From the seven data sets listed in Table 2, five training data sets $[D^{{\rm trn}}_{i}]$ were created by subtracting five validation data sets $[D^{{\rm vld}}_{i}]$ (1 ≤ i ≤ 5) as $[D^{{\rm trn}}_{i}(\infty)]$ = $[D(\infty)-D^{{\rm vld}}_{i}]$ , $[D^{{\rm trn}}_{i}(2\sigma_{U})]$ = $[D(2\sigma_{U})-D^{{\rm vld}}_{i}]$ ,…, $[D^{{\rm trn}}_{i}(\sigma_{U+\eta})]$ = $[D(\sigma_{U+\eta})-D^{{\rm vld}}_{i}]$ . By changing the randomizing seeds, six CNN models, I–VI, were created from each training data set $[D^{{\rm trn}}_{i}]$ to assess the effect of the ensemble averaging technique (see Section 4.1.1). The training data sets $[D^{{\rm trn}}_{i}(\infty)]$ were also used to train the CNN models that simultaneously predict the space group and primitive cell volume.

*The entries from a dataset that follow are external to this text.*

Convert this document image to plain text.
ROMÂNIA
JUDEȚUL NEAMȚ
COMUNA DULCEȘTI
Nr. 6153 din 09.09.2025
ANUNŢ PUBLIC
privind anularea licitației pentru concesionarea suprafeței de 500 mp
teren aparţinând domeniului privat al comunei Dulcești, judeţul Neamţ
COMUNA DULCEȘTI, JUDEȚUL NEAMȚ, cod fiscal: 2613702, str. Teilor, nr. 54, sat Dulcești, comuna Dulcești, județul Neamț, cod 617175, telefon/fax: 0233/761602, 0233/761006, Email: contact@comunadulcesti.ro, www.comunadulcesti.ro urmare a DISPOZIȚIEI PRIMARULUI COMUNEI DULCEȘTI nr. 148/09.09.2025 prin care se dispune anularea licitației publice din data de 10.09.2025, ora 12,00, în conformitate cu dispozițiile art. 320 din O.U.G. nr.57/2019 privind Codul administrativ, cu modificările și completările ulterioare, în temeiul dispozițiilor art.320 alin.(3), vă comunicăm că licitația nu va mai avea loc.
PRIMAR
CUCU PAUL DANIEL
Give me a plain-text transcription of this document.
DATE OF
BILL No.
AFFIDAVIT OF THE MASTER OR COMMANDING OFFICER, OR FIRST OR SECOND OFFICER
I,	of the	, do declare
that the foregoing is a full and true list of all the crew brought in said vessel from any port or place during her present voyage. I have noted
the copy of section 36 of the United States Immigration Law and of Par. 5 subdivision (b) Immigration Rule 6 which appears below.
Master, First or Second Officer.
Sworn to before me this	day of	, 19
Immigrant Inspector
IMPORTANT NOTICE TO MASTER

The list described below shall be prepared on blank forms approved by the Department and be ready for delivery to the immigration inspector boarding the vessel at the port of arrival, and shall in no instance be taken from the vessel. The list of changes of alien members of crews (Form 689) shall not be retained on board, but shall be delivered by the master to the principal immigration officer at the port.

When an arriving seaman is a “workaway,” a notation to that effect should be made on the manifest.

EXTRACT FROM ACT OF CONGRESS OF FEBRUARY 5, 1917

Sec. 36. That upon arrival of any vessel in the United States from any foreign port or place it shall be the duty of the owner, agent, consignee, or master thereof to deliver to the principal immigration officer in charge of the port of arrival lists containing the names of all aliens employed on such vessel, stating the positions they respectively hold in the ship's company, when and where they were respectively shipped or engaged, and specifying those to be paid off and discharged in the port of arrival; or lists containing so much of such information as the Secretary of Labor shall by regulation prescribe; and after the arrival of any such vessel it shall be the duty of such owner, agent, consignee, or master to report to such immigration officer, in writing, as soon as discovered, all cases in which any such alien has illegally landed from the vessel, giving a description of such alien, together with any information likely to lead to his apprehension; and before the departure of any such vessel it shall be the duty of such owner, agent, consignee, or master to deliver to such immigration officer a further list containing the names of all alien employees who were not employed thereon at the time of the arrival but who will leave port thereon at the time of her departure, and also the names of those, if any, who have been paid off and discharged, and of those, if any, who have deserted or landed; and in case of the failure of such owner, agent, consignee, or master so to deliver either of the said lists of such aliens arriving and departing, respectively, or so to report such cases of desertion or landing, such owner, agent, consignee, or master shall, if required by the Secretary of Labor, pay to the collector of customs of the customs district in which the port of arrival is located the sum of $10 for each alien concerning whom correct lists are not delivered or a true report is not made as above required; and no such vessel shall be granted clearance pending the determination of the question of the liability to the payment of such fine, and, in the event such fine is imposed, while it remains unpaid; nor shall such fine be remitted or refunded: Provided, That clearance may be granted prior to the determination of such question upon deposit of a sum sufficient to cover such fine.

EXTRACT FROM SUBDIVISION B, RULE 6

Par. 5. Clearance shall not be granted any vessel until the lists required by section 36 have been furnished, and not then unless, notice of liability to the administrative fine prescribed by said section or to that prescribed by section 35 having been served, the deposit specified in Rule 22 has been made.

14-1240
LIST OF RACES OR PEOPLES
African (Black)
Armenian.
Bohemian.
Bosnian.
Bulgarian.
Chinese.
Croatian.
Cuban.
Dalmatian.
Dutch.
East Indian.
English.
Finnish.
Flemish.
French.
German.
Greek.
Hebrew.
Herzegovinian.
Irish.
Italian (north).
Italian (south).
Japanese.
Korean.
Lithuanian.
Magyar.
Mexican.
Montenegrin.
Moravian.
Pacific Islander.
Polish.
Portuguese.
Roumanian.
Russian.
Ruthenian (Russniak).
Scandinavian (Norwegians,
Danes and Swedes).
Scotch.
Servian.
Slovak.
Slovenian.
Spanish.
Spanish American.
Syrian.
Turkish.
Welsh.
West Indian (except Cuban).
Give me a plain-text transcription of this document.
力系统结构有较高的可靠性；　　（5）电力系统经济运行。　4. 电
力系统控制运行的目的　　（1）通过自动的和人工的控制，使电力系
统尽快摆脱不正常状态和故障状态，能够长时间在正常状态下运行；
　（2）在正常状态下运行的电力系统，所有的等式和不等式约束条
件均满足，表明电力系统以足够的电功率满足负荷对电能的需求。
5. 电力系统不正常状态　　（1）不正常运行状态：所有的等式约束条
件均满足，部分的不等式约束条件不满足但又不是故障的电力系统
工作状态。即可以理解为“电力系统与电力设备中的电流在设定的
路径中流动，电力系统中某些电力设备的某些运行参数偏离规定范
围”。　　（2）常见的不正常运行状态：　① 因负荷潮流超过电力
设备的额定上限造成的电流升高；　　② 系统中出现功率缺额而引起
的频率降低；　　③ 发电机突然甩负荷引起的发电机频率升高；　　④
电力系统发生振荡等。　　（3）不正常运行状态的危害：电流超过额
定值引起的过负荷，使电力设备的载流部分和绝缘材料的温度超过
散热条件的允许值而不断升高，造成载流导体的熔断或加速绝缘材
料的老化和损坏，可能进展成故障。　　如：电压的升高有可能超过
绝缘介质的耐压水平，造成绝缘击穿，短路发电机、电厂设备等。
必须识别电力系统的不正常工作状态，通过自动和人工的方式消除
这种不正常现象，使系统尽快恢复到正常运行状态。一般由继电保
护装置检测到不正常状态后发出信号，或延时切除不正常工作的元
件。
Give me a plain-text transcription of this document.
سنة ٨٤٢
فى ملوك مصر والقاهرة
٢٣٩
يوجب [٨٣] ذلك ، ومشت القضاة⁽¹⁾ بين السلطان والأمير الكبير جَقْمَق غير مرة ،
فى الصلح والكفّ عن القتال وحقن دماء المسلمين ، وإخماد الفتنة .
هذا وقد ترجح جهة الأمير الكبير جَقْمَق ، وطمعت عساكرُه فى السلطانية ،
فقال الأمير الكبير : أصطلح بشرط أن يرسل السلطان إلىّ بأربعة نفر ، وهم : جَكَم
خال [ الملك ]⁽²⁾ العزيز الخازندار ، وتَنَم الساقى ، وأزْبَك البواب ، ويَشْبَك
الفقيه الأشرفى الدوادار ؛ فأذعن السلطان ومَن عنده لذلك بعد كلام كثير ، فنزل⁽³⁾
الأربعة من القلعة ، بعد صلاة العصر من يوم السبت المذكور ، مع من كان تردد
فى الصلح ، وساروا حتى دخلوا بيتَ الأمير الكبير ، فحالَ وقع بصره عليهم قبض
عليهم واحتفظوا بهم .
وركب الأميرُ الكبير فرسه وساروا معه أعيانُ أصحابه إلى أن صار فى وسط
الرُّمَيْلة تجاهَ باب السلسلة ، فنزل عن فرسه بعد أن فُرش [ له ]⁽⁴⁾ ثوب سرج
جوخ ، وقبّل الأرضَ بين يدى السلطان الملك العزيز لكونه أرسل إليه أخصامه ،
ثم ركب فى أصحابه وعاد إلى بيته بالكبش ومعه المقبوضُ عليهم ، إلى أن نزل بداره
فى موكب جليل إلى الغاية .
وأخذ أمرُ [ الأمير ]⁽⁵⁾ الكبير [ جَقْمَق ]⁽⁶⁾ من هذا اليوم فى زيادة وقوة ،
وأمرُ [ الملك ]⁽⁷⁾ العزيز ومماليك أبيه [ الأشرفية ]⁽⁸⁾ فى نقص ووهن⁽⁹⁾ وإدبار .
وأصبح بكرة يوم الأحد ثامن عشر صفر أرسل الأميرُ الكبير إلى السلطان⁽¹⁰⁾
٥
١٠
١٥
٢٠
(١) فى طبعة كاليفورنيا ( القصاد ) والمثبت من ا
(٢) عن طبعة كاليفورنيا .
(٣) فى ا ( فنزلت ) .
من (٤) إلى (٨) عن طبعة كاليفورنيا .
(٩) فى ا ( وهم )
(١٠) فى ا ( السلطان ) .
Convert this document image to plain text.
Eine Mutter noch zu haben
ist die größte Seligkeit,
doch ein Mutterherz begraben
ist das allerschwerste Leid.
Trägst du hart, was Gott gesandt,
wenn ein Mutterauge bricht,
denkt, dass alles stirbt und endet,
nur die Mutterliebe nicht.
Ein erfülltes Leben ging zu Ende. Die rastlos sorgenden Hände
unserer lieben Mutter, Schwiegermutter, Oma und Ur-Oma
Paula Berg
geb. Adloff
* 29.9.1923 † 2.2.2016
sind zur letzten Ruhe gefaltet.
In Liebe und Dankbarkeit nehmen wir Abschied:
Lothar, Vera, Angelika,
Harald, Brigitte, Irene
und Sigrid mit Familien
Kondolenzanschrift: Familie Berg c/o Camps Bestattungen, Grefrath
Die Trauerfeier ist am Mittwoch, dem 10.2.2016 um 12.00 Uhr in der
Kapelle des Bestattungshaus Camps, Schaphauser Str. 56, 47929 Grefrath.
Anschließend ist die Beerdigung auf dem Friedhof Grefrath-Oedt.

A total of 240 CNN models were created in this study: five training data sets ( $[D^{{\rm trn}}_{i}]$ ) × (seven data set ranges + 1 for the MTL) × six models (I–VI).

2.5. Simulated diffraction profiles

Each of the simulated diffraction profiles consists of the diffraction intensity I_hkl as a function of the magnitude of the reciprocal-lattice vector, 1/d ≡ $[{\left | {\bf d}^{*}_{hkl} \right|}]$ , where hkl are the reflection indices of the crystal lattice:

$[{{1} \over {d}} = {\left | {\bf d}^{*}_{hkl} \right |} = {\left | h {\bf a}^{*} + k {\bf b}^{*} + l {\bf c}^{*} \right|}, \eqno(4)]$

and $[{\bf a}^*]$ , $[{\bf b}^*]$ and $[{\bf c}^*]$ are the reciprocal basis vectors. The diffraction intensity I_hkl is the square of the crystal structure factor F_hkl:

$[I_{hkl} = {\left | F_{hkl} \right |}^{2}. \eqno(5)]$

The structure factor is given by

$[F_{hkl} = \sum_{j = 1}^{n_{a}} f_{j} T_{j} g_{j} \exp \left [2\pi i(hu_{j} + kv_{j} + lw_{j}) \right] , \eqno(6)]$

where u_j, v_j and w_j are the fractional coordinates for each atom j, f_j is the atomic scattering factor, T_j is the Debye–Waller factor, and g_j is the partial occupancy. We adopted the following approximate expressions for f_j and T_j:

$[\eqalign{ f_{j} \left ({{1} \over {2d}} \right) = & \, \sum_{i = 1}^{4} a_{i} \exp \left [-b_{i} \left ({{1} \over {2d}} \right)^{2} \right] + c, \cr T_{j} \left ({{1} \over {2d}} \right) = & \, \exp \left [-B_{j} \left ({{1} \over {2d}} \right)^{2} \right] , } \eqno(7)]$

where the nine parameters a_i, b_i and c were taken from Ibers & Hamilton (1974 ) and B_j = 2.0.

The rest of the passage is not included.